A biophysical calcium-dependent model of synaptic plasticity: homeostasis, selectivity and beyond.
Luk C. Yeung, Leon N Cooper and Harel Z. Shouval
We have recently proposed a Unified Calcium Model of synaptic plasticity,
where the intracellular calcium concentration is the key associative signal
for the Hebbian synaptic plasticity. This model has been able to account for
various plasticity induction protocols, such as rate-based and spike
time-dependent plasticity. Furthermore, it implies novel, experimentally
testable consequences. However, like any traditional Hebbian learning
rule, it is inherently unstable.
Homeostatic metaplasticity had previously been suggested as a means of
stabilizing Hebbian plasticity, such as in the BCM sliding threshold
mechanism. We formulate a biophysical mechanism for the metaplasticity,
based on a cell-wide activity-dependent regulation of NMDAR conductance.
This form of metaplasticity stabilizes the Unified Calcium Model, while
maintaining the results from the standard plasticity-induction protocols.

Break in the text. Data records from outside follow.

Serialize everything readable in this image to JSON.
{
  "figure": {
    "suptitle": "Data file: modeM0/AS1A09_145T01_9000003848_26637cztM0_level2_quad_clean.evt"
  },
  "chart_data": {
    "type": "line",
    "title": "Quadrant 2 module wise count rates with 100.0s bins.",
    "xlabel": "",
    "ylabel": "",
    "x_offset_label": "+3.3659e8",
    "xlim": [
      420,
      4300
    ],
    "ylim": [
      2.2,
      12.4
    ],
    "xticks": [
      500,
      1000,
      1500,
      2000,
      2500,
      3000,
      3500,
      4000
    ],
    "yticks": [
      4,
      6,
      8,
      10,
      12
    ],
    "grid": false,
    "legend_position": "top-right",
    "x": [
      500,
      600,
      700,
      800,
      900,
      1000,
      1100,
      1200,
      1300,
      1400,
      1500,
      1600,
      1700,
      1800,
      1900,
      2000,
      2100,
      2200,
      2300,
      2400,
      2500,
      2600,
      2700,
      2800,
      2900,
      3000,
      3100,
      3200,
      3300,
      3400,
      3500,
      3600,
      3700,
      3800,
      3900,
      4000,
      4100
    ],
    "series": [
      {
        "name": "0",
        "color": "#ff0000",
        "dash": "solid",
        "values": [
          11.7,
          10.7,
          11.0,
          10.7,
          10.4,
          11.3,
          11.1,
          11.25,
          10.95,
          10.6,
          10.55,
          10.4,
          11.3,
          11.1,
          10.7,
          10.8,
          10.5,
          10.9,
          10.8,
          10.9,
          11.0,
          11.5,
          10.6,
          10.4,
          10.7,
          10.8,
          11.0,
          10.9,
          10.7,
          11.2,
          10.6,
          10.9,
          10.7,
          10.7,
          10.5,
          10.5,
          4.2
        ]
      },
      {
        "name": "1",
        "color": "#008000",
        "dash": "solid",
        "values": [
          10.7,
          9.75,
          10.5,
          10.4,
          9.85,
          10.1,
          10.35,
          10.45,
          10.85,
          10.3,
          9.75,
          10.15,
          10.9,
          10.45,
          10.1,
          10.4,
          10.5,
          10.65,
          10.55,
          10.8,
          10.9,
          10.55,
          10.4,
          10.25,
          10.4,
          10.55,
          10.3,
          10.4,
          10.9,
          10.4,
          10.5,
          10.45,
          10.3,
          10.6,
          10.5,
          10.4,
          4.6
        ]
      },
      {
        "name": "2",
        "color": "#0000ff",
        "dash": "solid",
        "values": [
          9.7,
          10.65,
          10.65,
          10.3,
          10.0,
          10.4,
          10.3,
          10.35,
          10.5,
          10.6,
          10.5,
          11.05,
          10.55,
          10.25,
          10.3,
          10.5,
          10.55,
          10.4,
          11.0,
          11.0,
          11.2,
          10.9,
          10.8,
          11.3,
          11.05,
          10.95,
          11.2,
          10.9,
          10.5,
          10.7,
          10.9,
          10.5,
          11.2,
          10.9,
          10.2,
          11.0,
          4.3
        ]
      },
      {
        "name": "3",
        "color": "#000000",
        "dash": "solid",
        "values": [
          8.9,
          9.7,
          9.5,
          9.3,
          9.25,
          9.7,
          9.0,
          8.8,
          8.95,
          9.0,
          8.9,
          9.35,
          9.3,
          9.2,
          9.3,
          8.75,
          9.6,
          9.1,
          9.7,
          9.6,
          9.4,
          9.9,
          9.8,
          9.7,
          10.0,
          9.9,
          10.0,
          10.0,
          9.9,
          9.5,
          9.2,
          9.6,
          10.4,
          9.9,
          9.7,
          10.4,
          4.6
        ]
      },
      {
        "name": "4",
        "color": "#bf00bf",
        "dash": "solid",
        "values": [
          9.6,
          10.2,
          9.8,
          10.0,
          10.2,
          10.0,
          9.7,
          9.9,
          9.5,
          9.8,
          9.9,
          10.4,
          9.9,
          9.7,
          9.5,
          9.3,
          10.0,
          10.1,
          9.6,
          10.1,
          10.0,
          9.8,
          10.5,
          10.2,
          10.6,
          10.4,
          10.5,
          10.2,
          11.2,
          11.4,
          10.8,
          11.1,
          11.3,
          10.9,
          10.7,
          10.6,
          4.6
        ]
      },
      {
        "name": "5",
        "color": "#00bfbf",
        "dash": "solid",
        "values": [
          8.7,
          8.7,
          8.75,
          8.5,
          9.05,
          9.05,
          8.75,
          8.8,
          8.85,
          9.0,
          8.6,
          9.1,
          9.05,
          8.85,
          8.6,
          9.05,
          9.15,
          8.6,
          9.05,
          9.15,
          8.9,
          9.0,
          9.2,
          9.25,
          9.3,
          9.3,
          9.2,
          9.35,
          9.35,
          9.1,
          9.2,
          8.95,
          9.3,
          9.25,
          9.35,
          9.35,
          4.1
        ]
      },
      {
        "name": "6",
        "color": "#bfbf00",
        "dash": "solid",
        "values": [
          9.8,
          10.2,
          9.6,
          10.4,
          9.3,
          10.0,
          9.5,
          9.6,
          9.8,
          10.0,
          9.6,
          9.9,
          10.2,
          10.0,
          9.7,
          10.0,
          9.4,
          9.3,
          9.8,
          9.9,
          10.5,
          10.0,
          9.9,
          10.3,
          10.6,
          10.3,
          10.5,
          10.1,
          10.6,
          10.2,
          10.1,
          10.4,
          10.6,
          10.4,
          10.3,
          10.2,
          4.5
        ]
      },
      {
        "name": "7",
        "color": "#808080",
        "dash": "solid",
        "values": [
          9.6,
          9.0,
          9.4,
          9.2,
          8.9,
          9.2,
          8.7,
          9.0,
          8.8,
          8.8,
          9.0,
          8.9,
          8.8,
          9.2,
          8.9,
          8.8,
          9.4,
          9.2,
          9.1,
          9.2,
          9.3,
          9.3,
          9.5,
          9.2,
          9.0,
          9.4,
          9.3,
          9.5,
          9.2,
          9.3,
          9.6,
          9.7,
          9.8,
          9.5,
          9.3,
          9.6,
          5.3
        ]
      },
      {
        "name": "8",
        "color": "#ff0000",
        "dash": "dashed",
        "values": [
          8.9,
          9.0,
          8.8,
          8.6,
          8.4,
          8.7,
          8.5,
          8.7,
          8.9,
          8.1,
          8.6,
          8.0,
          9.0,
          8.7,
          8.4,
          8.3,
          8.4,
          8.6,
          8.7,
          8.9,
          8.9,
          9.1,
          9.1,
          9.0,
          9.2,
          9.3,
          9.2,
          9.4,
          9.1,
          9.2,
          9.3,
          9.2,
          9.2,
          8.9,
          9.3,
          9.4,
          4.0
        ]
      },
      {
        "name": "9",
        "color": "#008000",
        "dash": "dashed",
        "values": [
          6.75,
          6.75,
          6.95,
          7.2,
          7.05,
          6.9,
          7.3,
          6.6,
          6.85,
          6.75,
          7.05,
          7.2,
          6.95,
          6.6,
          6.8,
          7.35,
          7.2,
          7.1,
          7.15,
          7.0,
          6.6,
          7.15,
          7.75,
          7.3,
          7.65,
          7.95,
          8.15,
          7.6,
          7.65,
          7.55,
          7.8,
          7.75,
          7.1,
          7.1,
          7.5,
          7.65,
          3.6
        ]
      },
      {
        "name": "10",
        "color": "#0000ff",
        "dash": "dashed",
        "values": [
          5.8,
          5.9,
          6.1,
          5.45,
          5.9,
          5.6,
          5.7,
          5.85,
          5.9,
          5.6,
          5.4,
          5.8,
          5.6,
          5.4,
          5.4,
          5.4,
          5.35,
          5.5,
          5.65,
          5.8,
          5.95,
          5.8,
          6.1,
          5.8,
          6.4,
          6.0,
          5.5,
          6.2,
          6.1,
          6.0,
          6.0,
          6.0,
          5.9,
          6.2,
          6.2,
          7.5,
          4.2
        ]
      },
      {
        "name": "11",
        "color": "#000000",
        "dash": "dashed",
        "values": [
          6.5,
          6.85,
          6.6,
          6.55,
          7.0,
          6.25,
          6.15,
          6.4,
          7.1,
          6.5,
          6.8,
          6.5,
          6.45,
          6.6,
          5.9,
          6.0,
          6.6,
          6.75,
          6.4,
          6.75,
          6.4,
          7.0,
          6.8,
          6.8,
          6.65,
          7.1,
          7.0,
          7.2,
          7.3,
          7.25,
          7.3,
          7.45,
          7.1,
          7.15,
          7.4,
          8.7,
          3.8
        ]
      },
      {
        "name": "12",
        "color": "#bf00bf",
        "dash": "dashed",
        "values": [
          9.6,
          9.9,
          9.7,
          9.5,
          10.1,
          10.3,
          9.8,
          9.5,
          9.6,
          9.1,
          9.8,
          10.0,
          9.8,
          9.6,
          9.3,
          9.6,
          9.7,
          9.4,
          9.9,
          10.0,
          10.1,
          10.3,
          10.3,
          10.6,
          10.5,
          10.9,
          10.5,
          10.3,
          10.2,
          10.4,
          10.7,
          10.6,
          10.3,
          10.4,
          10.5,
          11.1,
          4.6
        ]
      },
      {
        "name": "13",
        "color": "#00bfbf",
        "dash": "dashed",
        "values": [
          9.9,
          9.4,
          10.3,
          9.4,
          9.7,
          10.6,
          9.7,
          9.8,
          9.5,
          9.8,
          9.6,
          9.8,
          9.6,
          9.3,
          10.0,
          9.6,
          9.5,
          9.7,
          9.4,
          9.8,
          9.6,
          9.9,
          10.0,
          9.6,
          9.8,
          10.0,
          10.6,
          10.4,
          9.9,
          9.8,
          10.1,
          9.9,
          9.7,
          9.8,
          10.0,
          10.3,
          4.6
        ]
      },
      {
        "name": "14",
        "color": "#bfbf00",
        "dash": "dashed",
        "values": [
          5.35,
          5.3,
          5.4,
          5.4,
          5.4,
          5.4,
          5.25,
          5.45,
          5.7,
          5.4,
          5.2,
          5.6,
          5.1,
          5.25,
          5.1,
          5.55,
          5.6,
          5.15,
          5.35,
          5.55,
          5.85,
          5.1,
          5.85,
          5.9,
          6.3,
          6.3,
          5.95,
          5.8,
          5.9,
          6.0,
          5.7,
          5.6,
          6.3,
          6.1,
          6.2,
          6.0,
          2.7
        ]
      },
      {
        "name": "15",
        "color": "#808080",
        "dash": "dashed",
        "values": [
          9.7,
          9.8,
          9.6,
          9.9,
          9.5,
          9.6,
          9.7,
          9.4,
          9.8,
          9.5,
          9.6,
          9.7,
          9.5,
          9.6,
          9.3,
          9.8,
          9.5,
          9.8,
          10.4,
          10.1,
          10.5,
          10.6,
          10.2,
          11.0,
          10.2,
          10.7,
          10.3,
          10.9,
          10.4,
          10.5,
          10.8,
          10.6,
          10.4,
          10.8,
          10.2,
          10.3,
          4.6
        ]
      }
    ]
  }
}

In fact, we show that metaplasticity can account for the experimental
results of synaptic scaling, where the synaptic weights scale down as the
neuronal activity increases.
In addition to robustness, interesting collective features arise from the
combined plasticity-metaplasticity system. We show that the simulated neuron
is sensitive to differences in the spike-train statistics, being able
develop stable and selective receptive fields in different input environments.